Published August 1, 2020
Official says the three women tried to cross the track in haste even though they had seen the train approaching. -- AFP/File
Official says the three women tried to cross the track in haste even though they had seen the train approaching. -- AFP/File

LAHORE: Crossing the railway track in haste despite seeing the approaching train at Rawalpindi-Multan line was a main reason for the death of a woman and injury to another on Thursday afternoon, according to a preliminary inquiry conducted by a team of the Pakistan Railways.

The report endorsed by the Rawalpindi division rail officers has also been shared with the top authorities of the PR’s Lahore headquarters, Dawn has learnt.

A senior official, sharing details of the tragedy that had prompted the angry mob to attack the train’s locomotive and coaches by pelting them with stones, termed the incident negligence on the part of the two women and a teenage girl.

“All these three women were the residents of a locality situated near Tarnol Railway Station across the road and the track/branch line. They first crossed the main road and then reached near the track. Though they had seen the train heading towards them at a very short distance (around 10 feet), they tried to cross the track in haste,” PR’s Rawalpindi Divisional Superintendent Syed Munawar Shah told Dawn on Friday.

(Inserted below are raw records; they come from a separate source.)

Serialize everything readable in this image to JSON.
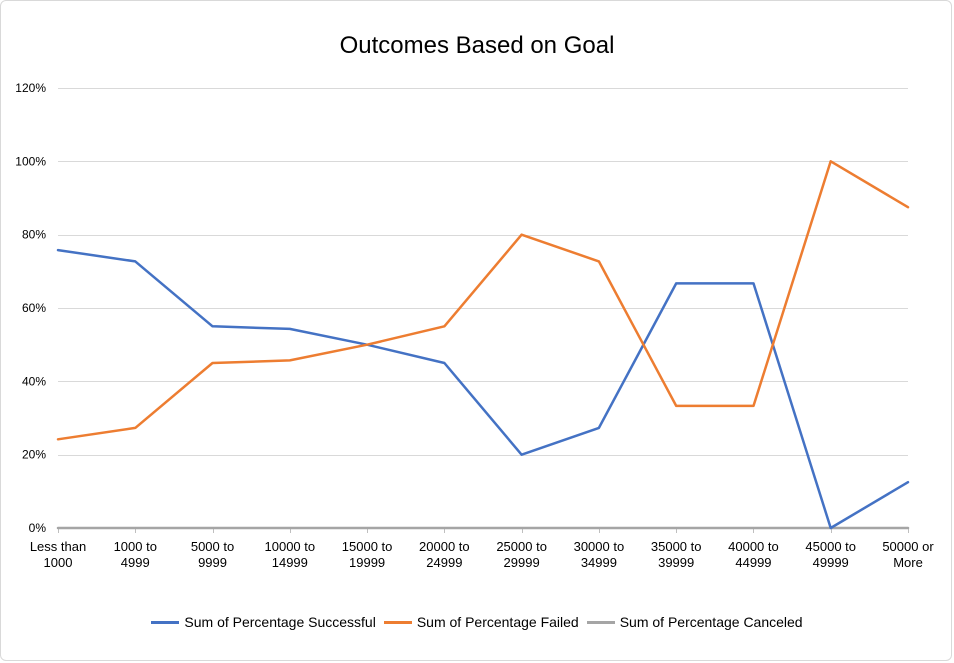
{
  "chart_data": {
    "type": "line",
    "title": "Outcomes Based on Goal",
    "xlabel": "",
    "ylabel": "",
    "ylim": [
      0,
      120
    ],
    "y_ticks": [
      "0%",
      "20%",
      "40%",
      "60%",
      "80%",
      "100%",
      "120%"
    ],
    "y_tick_values": [
      0,
      20,
      40,
      60,
      80,
      100,
      120
    ],
    "grid": true,
    "legend_position": "bottom",
    "categories": [
      [
        "Less than",
        "1000"
      ],
      [
        "1000 to",
        "4999"
      ],
      [
        "5000 to",
        "9999"
      ],
      [
        "10000 to",
        "14999"
      ],
      [
        "15000 to",
        "19999"
      ],
      [
        "20000 to",
        "24999"
      ],
      [
        "25000 to",
        "29999"
      ],
      [
        "30000 to",
        "34999"
      ],
      [
        "35000 to",
        "39999"
      ],
      [
        "40000 to",
        "44999"
      ],
      [
        "45000 to",
        "49999"
      ],
      [
        "50000 or",
        "More"
      ]
    ],
    "series": [
      {
        "name": "Sum of Percentage Successful",
        "color": "#4472c4",
        "values": [
          75.8,
          72.7,
          55.0,
          54.3,
          50.0,
          45.0,
          20.0,
          27.3,
          66.7,
          66.7,
          0,
          12.5
        ]
      },
      {
        "name": "Sum of Percentage Failed",
        "color": "#ed7d31",
        "values": [
          24.2,
          27.3,
          45.0,
          45.7,
          50.0,
          55.0,
          80.0,
          72.7,
          33.3,
          33.3,
          100,
          87.5
        ]
      },
      {
        "name": "Sum of Percentage Canceled",
        "color": "#a5a5a5",
        "values": [
          0,
          0,
          0,
          0,
          0,
          0,
          0,
          0,
          0,
          0,
          0,
          0
        ]
      }
    ]
  }
}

While quoting the internal inquiry report, Mr Shah said the first woman succeeded in crossing the track while the second one partially came under the train. And the third one that was following the second and got confused due to fear and sat in the middle of track. Resultantly, the first one narrowly escaped the accident while the second one lost her legs. “The last one died on the spot as the train had run over her body,” he added.

Mr Shah said the rescue officials had immediately shifted the injured woman and the deceased’s body to a public hospital.

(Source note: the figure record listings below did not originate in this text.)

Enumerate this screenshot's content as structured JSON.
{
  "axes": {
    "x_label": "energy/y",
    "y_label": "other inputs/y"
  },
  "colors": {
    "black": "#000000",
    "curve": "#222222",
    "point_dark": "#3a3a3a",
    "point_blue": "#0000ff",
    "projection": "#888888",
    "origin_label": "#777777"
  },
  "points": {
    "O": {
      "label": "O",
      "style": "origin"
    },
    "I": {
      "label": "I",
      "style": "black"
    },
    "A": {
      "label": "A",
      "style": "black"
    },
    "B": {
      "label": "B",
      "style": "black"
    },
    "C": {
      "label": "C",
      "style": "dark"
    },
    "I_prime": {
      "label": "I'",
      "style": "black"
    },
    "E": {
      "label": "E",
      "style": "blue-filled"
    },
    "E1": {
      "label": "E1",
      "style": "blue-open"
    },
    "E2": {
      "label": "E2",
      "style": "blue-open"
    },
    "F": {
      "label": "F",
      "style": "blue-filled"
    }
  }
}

“I don’t know at the moment whether the injured woman is alive or not,” Munawar Shah said.

To a question, he said the train speed was not more than 25km per hour when the accident happened.

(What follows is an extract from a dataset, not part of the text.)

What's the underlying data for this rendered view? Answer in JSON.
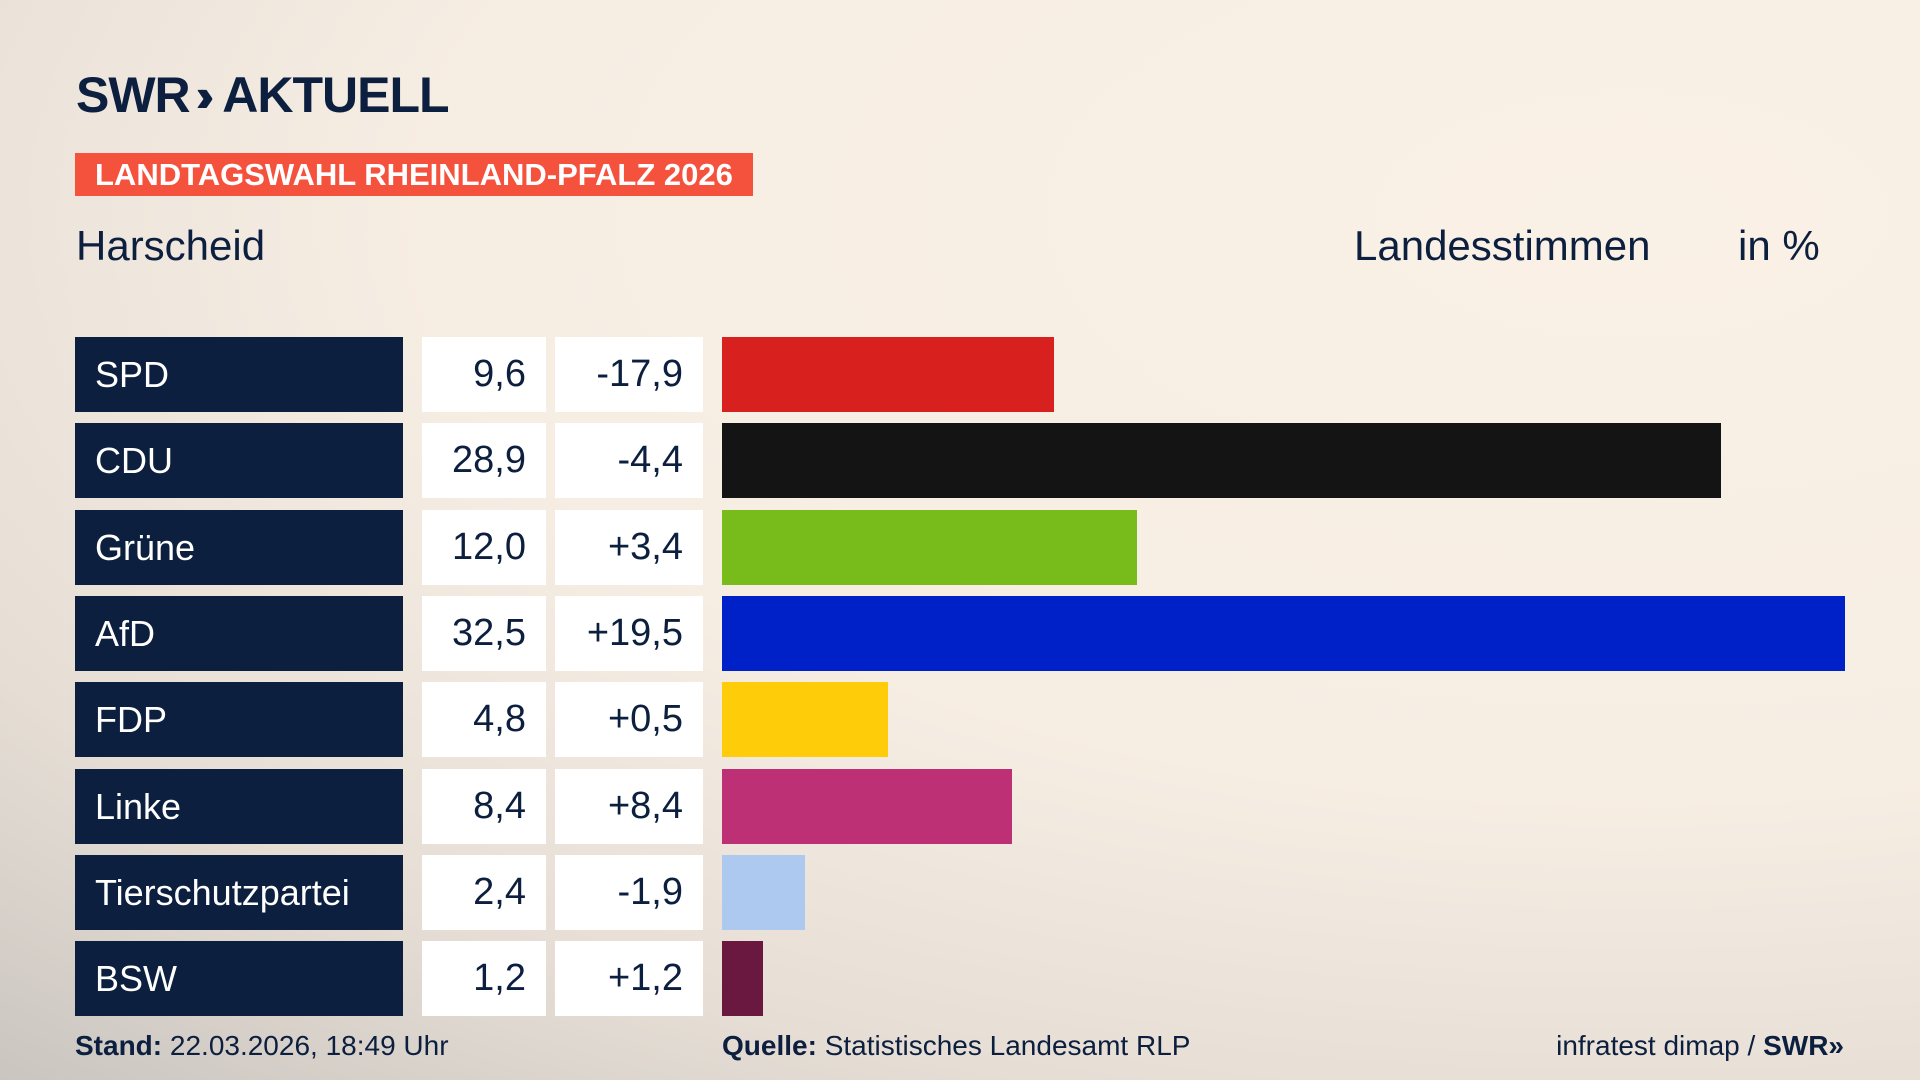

‘The driver applied brakes to save them but couldn’t since the distance was too short-- just around 10 feet,” he added. “He (the driver) also whistled many times.

Accidents at the railway tracks continue witnessing a rising trend for the last one year or so. During the last 45 days alone, several people lost their lives while crossing the rail tracks on foot or travelling by vehicles. During the first week of July, 22 people, including 20 Sikh pilgrims, were killed and many others were injured when a train rammed into a passenger coach at the railway track passing through Sucha Sauda in Sheikhupura district.